There's Something in the Water! A Look at Disinfection By-products in Drinking Water

Author:  Vora Sadhna
Institution:  Chemistry
Date:  September 2005

I took a long gulp of fresh, cold water when I staggered into my apartment. It was one of those suffocating summer days in Washington D.C, when the heat blankets your body and only an ice-cold cup of water promises escape. I splashed some on my face, collapsed on the couch, and began thumbing through a pile of journal articles on disinfection of drinking water - homework for my job as an environmental health intern at Physicians for Social Responsibility.

Water disinfection, which reduces microbial contamination, is among the greatest triumphs of public health in the twentieth century. Illnesses such as typhoid fever and cholera can now be prevented by modern sanitation processes. However, our current methods of disinfection trade one set of drinking water contaminants for another. The rest of my glass of water stood untouched as I read the research articles on disinfection by-products (DBPs), toxic substances such as trihalomethanes, haloacetic acids, bromate and chlorite that form when disinfectants react with organic material naturally found in water (EPA Office of Water 2001).

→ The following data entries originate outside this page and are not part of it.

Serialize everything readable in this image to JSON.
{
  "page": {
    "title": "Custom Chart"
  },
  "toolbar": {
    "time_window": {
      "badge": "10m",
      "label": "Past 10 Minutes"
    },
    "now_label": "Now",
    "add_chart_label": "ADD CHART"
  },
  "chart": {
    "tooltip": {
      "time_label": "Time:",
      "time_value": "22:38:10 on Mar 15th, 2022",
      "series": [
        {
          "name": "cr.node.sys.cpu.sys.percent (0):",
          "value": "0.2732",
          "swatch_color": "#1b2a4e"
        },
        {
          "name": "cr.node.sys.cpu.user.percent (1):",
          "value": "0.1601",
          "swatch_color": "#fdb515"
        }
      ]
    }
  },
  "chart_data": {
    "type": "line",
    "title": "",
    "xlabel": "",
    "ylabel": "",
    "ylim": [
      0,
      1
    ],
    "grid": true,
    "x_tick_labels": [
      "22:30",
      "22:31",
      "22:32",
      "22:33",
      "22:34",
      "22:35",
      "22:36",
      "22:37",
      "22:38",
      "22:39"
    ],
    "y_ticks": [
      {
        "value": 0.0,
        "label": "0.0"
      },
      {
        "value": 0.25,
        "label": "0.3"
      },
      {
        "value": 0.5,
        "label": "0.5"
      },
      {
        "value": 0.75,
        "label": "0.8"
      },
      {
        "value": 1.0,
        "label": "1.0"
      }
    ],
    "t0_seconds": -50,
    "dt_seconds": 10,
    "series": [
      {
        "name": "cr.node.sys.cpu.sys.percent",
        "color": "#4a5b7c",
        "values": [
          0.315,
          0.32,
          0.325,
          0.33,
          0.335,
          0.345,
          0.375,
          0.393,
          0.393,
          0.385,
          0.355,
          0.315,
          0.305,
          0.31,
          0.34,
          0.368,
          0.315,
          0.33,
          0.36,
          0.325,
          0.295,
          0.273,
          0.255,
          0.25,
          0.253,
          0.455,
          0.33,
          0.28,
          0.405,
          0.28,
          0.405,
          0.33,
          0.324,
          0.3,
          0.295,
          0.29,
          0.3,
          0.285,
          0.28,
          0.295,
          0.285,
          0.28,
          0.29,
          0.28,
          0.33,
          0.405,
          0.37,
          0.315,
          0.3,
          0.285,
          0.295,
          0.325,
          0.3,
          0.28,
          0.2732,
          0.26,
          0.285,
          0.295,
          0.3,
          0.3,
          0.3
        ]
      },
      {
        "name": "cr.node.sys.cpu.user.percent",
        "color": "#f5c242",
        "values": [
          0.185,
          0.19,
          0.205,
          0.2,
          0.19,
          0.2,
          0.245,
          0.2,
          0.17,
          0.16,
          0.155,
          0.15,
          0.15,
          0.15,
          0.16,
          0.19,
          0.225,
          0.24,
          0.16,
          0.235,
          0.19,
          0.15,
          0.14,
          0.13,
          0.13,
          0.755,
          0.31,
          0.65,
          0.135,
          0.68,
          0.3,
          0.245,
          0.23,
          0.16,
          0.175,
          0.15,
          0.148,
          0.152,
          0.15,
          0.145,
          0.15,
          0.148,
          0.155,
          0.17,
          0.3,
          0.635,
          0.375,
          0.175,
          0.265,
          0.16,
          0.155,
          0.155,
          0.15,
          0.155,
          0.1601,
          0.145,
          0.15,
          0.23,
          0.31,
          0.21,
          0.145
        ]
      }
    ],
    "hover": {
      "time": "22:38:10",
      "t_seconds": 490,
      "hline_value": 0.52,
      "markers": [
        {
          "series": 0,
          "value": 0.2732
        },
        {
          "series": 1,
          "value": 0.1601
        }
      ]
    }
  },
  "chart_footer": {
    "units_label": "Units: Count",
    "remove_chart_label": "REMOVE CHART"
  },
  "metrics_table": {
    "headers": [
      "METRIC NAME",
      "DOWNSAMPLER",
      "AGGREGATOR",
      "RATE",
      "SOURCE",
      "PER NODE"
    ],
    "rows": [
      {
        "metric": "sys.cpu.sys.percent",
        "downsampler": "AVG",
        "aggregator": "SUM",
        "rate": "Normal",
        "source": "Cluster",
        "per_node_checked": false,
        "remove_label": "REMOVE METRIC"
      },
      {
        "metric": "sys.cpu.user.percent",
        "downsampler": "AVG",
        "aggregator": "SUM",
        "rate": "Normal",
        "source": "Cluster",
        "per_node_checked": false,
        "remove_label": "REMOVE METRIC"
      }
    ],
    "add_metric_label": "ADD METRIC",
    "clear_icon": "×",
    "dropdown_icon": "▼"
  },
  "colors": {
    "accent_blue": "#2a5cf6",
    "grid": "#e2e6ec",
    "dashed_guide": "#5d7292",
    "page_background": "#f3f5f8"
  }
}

The Effects of Drinking Water DBPs on Public Health

Chlorination, which produces a number of harmful DBPs, is the most common method of disinfecting water (Farland et al. 1993). Some DBPs cause developmental and reproductive defects, while others damage the heart, brain, kidneys and liver (Tibbets 1995). Residual chlorine and chlorination by-products are also human carcinogens. According to the U.S. Council of Environmental Quality, the cancer risk to people who drink chlorinated water is 93% higher than among those whose water does not contain chlorine (Environmental Systems Distributing 2000). Cancers of the colon, rectum and bladder have been linked to chlorinated drinking water (Hildesheim 1998). One study estimated that chlorination by-products result in 10,700 bladder and rectal cancers a year (Tibbets 1995); another suggested a possible correlation between certain DBPs in drinking water and breast cancer (Melnick 1994).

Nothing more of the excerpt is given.